Windows 10 ups the ante and it’s kind of scary.
Microsoft has been increasingly aggressive in its attempts to push consumers to download Windows 10. Starting today, the company is upping the ante once again. As of now, Windows 10 is now classified as a “Recommended” update, which means many Windows 7 and 8.1 users will download and begin the installation automatically.
By default, Windows 7, 8, and 8.1 shipped with updates enabled and a second box — “Give me Recommended updates the same way I receive important updates” checked as well. Plenty of users have changed these settings, but you can bet millions of people haven’t. We’ve written before about the power of defaults, and in this case, leaving automatic updates on has been a good idea for many users.
“As we shared in late October on the Windows Blog, we are committed to making it easy for our Windows 7 and Windows 8.1 customers to upgrade to Windows 10. We updated the upgrade experience today to help our customers, who previously reserved their upgrade, schedule a time for their upgrade to take place,” a company spokesperson told ZDNet.
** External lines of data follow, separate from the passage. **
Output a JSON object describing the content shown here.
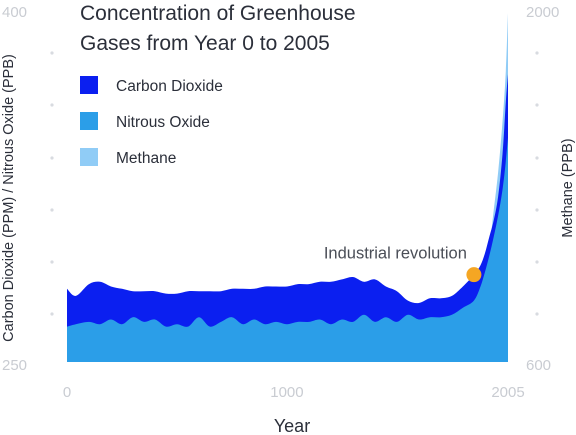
{
  "chart_data": {
    "type": "area",
    "title_line1": "Concentration of Greenhouse",
    "title_line2": "Gases from Year 0 to 2005",
    "xlabel": "Year",
    "ylabel_left": "Carbon Dioxide (PPM) / Nitrous Oxide (PPB)",
    "ylabel_right": "Methane (PPB)",
    "x_ticks": [
      "0",
      "1000",
      "2005"
    ],
    "x_tick_values": [
      0,
      1000,
      2005
    ],
    "xlim": [
      0,
      2005
    ],
    "ylim_left": [
      250,
      400
    ],
    "ylim_right": [
      600,
      2000
    ],
    "y_ticks_left": [
      "250",
      "400"
    ],
    "y_ticks_right": [
      "600",
      "2000"
    ],
    "legend_position": "top-left",
    "series": [
      {
        "name": "Carbon Dioxide",
        "axis": "left",
        "color": "#0b1ff0",
        "x": [
          0,
          40,
          100,
          150,
          200,
          250,
          300,
          350,
          400,
          450,
          500,
          550,
          600,
          650,
          700,
          750,
          800,
          850,
          900,
          950,
          1000,
          1050,
          1100,
          1150,
          1200,
          1250,
          1300,
          1350,
          1400,
          1450,
          1500,
          1550,
          1600,
          1650,
          1700,
          1750,
          1800,
          1850,
          1880,
          1900,
          1920,
          1940,
          1960,
          1980,
          1995,
          2005
        ],
        "y": [
          281,
          278,
          283,
          284,
          282,
          281,
          280,
          280,
          280,
          279,
          279,
          280,
          280,
          280,
          280,
          281,
          281,
          281,
          282,
          282,
          282,
          283,
          283,
          284,
          284,
          285,
          286,
          284,
          285,
          282,
          280,
          276,
          275,
          277,
          277,
          278,
          282,
          287,
          291,
          296,
          303,
          310,
          320,
          338,
          360,
          372
        ]
      },
      {
        "name": "Nitrous Oxide",
        "axis": "left",
        "color": "#2b9ee8",
        "x": [
          0,
          40,
          100,
          150,
          200,
          250,
          300,
          350,
          400,
          450,
          500,
          550,
          600,
          650,
          700,
          750,
          800,
          850,
          900,
          950,
          1000,
          1050,
          1100,
          1150,
          1200,
          1250,
          1300,
          1350,
          1400,
          1450,
          1500,
          1550,
          1600,
          1650,
          1700,
          1750,
          1800,
          1850,
          1880,
          1900,
          1920,
          1940,
          1960,
          1980,
          1995,
          2005
        ],
        "y": [
          265,
          266,
          267,
          266,
          268,
          266,
          269,
          267,
          268,
          265,
          266,
          265,
          269,
          265,
          267,
          269,
          266,
          268,
          266,
          267,
          266,
          267,
          267,
          268,
          266,
          268,
          267,
          270,
          267,
          269,
          267,
          270,
          268,
          269,
          269,
          270,
          273,
          276,
          282,
          288,
          295,
          303,
          312,
          323,
          335,
          345
        ]
      },
      {
        "name": "Methane",
        "axis": "right",
        "color": "#90ccf6",
        "x": [
          0,
          40,
          100,
          150,
          200,
          250,
          300,
          350,
          400,
          450,
          500,
          550,
          600,
          650,
          700,
          750,
          800,
          850,
          900,
          950,
          1000,
          1050,
          1100,
          1150,
          1200,
          1250,
          1300,
          1350,
          1400,
          1450,
          1500,
          1550,
          1600,
          1650,
          1700,
          1750,
          1800,
          1850,
          1880,
          1900,
          1920,
          1940,
          1960,
          1980,
          1995,
          2005
        ],
        "y": [
          640,
          650,
          660,
          650,
          665,
          655,
          660,
          655,
          650,
          640,
          645,
          650,
          660,
          655,
          660,
          665,
          670,
          675,
          680,
          680,
          680,
          685,
          690,
          695,
          690,
          690,
          690,
          690,
          700,
          700,
          700,
          690,
          690,
          700,
          710,
          730,
          780,
          850,
          900,
          950,
          1050,
          1200,
          1350,
          1550,
          1750,
          1980
        ]
      }
    ],
    "annotations": [
      {
        "text": "Industrial revolution",
        "x": 1850,
        "y": 287,
        "axis": "left",
        "marker_color": "#f5a623"
      }
    ]
  },
  "legend_swatch_color": "#0b1ff0"
}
There are several issues to be aware of here. First, users on metered connections must either turn off recommended updates or disable automatic updates altogether if you don’t want the 6GB download to count against your monthly limit. Simply deleting the file isn’t sufficient, your OS will download it again. Microsoft doesn’t recommend disabling automatic update, but the company has no solution for users who can’t spare the bandwidth to download the OS, but don’t want the update.